Muthu kumaranExemptions to Private Companies (other than the subsidiary of a public company) [Issued under section 462(1) (a) & (b)]

INTRODUCTION:

MCA issued the Notification dated 5th may 2015 by which it has provided for much awaited exemptions to Private Companies. After this notification now the private companies are relieved from the stringent compliance of the act.

The Details of such exemptions are as follows…

1. DEFINITION OF RELATED PARTY RELAXED:

· Following companies will not be treated as related party to a private company to determine the related party transaction u/s 188

i. Holding  Company

ii. Subsidiary   Company

iii. Associate Company

iv. Subsidiary Company of Holding Company to which the company is also a subsidiary.

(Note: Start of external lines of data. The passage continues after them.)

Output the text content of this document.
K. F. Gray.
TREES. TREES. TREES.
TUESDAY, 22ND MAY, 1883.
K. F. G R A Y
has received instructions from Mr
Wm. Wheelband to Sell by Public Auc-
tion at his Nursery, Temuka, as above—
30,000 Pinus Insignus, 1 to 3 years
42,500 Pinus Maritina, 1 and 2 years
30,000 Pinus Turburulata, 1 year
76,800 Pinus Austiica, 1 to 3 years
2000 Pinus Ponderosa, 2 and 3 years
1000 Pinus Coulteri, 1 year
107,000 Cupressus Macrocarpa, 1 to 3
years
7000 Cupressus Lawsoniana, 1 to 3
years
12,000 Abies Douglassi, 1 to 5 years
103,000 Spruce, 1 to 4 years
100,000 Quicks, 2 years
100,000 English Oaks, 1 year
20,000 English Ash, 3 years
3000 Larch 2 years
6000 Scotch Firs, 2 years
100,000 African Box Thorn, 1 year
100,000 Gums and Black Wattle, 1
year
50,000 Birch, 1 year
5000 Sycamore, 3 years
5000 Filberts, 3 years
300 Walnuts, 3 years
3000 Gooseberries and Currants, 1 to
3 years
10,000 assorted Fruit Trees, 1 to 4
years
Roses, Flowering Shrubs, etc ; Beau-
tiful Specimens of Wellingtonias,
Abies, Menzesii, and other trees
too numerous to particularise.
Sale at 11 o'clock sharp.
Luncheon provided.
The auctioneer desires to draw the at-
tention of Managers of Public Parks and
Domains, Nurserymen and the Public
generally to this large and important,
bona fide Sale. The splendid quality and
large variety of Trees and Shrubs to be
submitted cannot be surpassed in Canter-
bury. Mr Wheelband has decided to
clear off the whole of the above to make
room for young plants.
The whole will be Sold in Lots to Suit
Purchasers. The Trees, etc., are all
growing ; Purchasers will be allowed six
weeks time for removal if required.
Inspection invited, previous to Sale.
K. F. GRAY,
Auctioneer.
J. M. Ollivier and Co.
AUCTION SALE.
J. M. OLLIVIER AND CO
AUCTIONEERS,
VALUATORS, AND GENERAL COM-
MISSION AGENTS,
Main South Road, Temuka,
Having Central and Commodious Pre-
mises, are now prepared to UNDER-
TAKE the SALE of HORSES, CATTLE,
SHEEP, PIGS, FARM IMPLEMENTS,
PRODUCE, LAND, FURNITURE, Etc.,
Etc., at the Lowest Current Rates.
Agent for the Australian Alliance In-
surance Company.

2. EXEMPTION FROM SECTION 43 AND SECTION 47:

· Section 43 (provisions relating to kind of share capital) and 47(Provisions relating to voting rights of member) of the Act not applicable where the MOA and AOA of the private company so provides.

· The provisions of MOA and AOA of private company prevails over section 43 and 47 of the Act.

3. RELAXATION FROM TIME LIMITS IN RIGHT ISSUE (section 62(1) & (2))

Sending of offer letter minimum 3 days before opening of offer AND Minimum & maximum offer period of 15 & 30 days respectively in RIGHT ISSUE can be reduced(it can be lesser than 3 days or 15 days), if 90% member gives their consent in writing/electronic mode. (The time limits cannot be increased, they can only be reduced)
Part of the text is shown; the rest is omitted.